The body relies on a mix of natural and supplemental forces, both internal and external, to stay healthy.
The combination of anti-aging proteins produced in the kidney and special hormones is more important than you know for maintaining a healthy metabolism and combating diseases like diabetes and chronic kidney failure.
It’s important to understand how the anti-aging protein Klotho interacts with certain growth factor hormones to protect your body. Research shows that by targeting how these proteins and hormones interact, scientists can develop drugs that will help maintain proper levels in the body as it ages to combat age-related diseases. Klotho is an anti-aging protein produced in the kidney that research has shown can help treat certain diseases typically associated with getting older. The kidney produces less of it as the body ages, and higher amounts of the protein help mitigate the risk of conditions associated with aging, such as diabetes and chronic kidney disease.
The hormones that factor significantly into these age-related conditions are known as fibroblast growth factors, or FGFs. These hormones specifically benefit the body’s endocrine system, helping to control proper levels of glucose, fatty acid, phosphate and vitamin D in the body.
In combination, the Klotho proteins and the FGFs work to create a healthy endocrine system that can fight and treat aging-related conditions. The specific FGFs that help in this effort are FGF21, which is a starvation hormone that activates the sympathetic nervous system and stimulates the adrenal and pituitary glands.
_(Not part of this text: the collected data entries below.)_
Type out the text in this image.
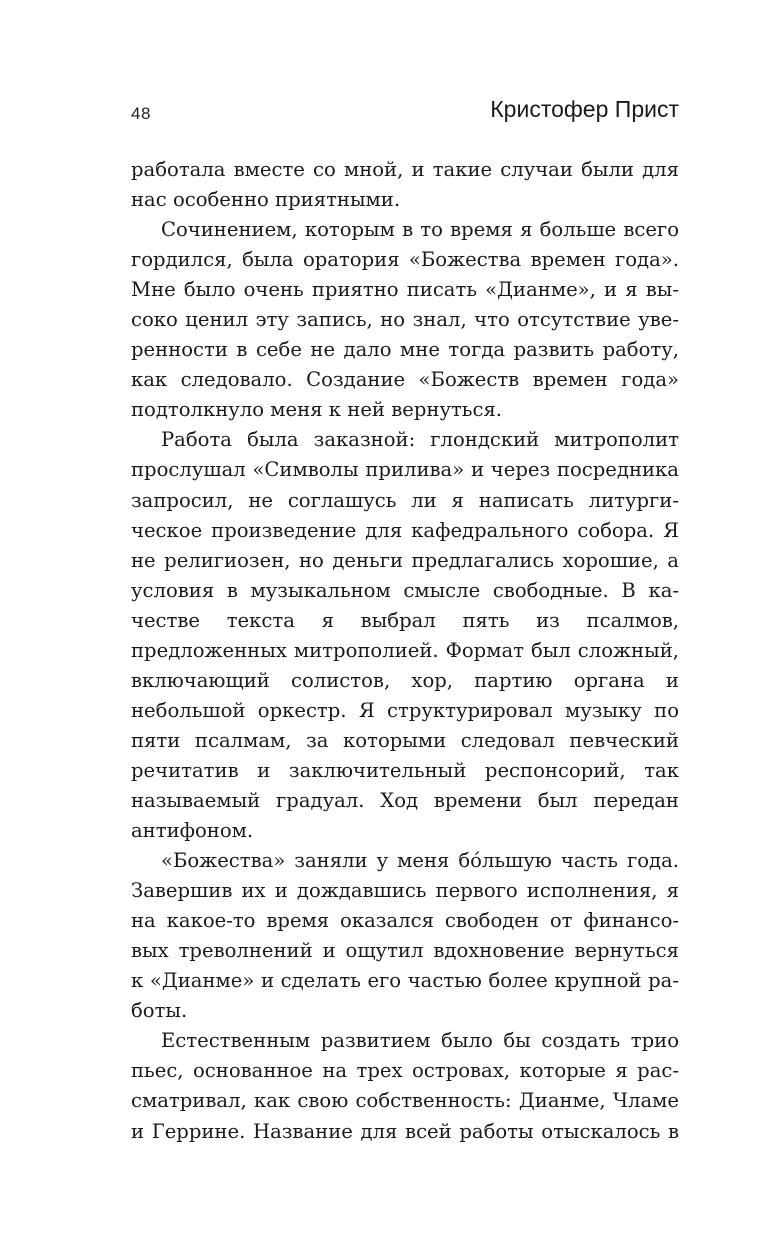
48	Кристофер Прист

работала вместе со мной, и такие случаи были для нас особенно приятными.

Сочинением, которым в то время я больше всего гордился, была оратория «Божества времен года». Мне было очень приятно писать «Дианме», и я высоко ценил эту запись, но знал, что отсутствие уверенности в себе не дало мне тогда развить работу, как следовало. Создание «Божеств времен года» подтолкнуло меня к ней вернуться.

Работа была заказной: глондский митрополит прослушал «Символы прилива» и через посредника запросил, не соглашусь ли я написать литургическое произведение для кафедрального собора. Я не религиозен, но деньги предлагались хорошие, а условия в музыкальном смысле свободные. В качестве текста я выбрал пять из псалмов, предложенных митрополией. Формат был сложный, включающий солистов, хор, партию органа и небольшой оркестр. Я структурировал музыку по пяти псалмам, за которыми следовал певческий речитатив и заключительный респонсорий, так называемый градуал. Ход времени был передан антифоном.

«Божества» заняли у меня бо́льшую часть года. Завершив их и дождавшись первого исполнения, я на какое-то время оказался свободен от финансовых треволнений и ощутил вдохновение вернуться к «Дианме» и сделать его частью более крупной работы.

Естественным развитием было бы создать трио пьес, основанное на трех островах, которые я рассматривал, как свою собственность: Дианме, Чламе и Геррине. Название для всей работы отыскалось в
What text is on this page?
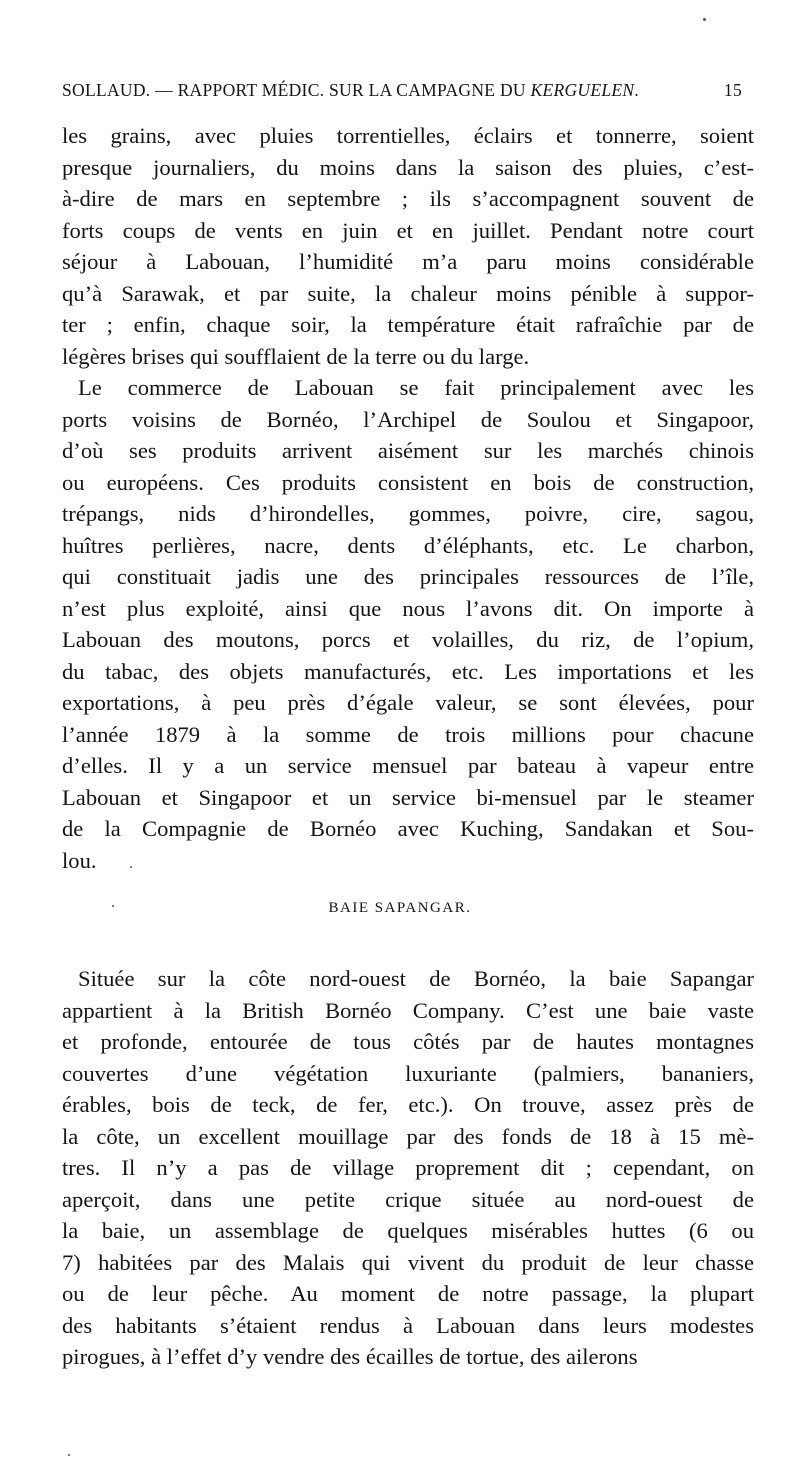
SOLLAUD. — RAPPORT MÉDIC. SUR LA CAMPAGNE DU KERGUELEN.	15
les grains, avec pluies torrentielles, éclairs et tonnerre, soient
presque journaliers, du moins dans la saison des pluies, c’est-
à-dire de mars en septembre ; ils s’accompagnent souvent de
forts coups de vents en juin et en juillet. Pendant notre court
séjour à Labouan, l’humidité m’a paru moins considérable
qu’à Sarawak, et par suite, la chaleur moins pénible à suppor-
ter ; enfin, chaque soir, la température était rafraîchie par de
légères brises qui soufflaient de la terre ou du large.
Le commerce de Labouan se fait principalement avec les
ports voisins de Bornéo, l’Archipel de Soulou et Singapoor,
d’où ses produits arrivent aisément sur les marchés chinois
ou européens. Ces produits consistent en bois de construction,
trépangs, nids d’hirondelles, gommes, poivre, cire, sagou,
huîtres perlières, nacre, dents d’éléphants, etc. Le charbon,
qui constituait jadis une des principales ressources de l’île,
n’est plus exploité, ainsi que nous l’avons dit. On importe à
Labouan des moutons, porcs et volailles, du riz, de l’opium,
du tabac, des objets manufacturés, etc. Les importations et les
exportations, à peu près d’égale valeur, se sont élevées, pour
l’année 1879 à la somme de trois millions pour chacune
d’elles. Il y a un service mensuel par bateau à vapeur entre
Labouan et Singapoor et un service bi-mensuel par le steamer
de la Compagnie de Bornéo avec Kuching, Sandakan et Sou-
lou.
BAIE SAPANGAR.
Située sur la côte nord-ouest de Bornéo, la baie Sapangar
appartient à la British Bornéo Company. C’est une baie vaste
et profonde, entourée de tous côtés par de hautes montagnes
couvertes d’une végétation luxuriante (palmiers, bananiers,
érables, bois de teck, de fer, etc.). On trouve, assez près de
la côte, un excellent mouillage par des fonds de 18 à 15 mè-
tres. Il n’y a pas de village proprement dit ; cependant, on
aperçoit, dans une petite crique située au nord-ouest de
la baie, un assemblage de quelques misérables huttes (6 ou
7) habitées par des Malais qui vivent du produit de leur chasse
ou de leur pêche. Au moment de notre passage, la plupart
des habitants s’étaient rendus à Labouan dans leurs modestes
pirogues, à l’effet d’y vendre des écailles de tortue, des ailerons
FGF19 is a hormone that relates to the feeling of being satiated, or full, which promotes the reaction to feeding by the body’s metabolism. FGF23 is a hormone that is indicative of phosphate intake. Excessive amounts of this hormone are found in patients with early chronic kidney disease or those who are elderly and take in too much phosphate.
Calciprotein particles, which are forms of calcium phosphate and protein, also help identify aging-related diseases. A high concentration of these particles occurs as the kidneys begin to decline. It’s believed they can help mitigate damage caused by high levels of phosphate.
These FGFs act through the body in a connected system with the Klotho genes, forming a unique bond in the endocrine system that promotes multiple beneficial metabolic processes in humans and other mammals. Ongoing research into these Klotho genes and how they are structured in the body will help advance understanding of how these proteins and the FGF hormones can be used in the future for the treatment of various disorders, including chronic kidney disease and other aging-related disorders.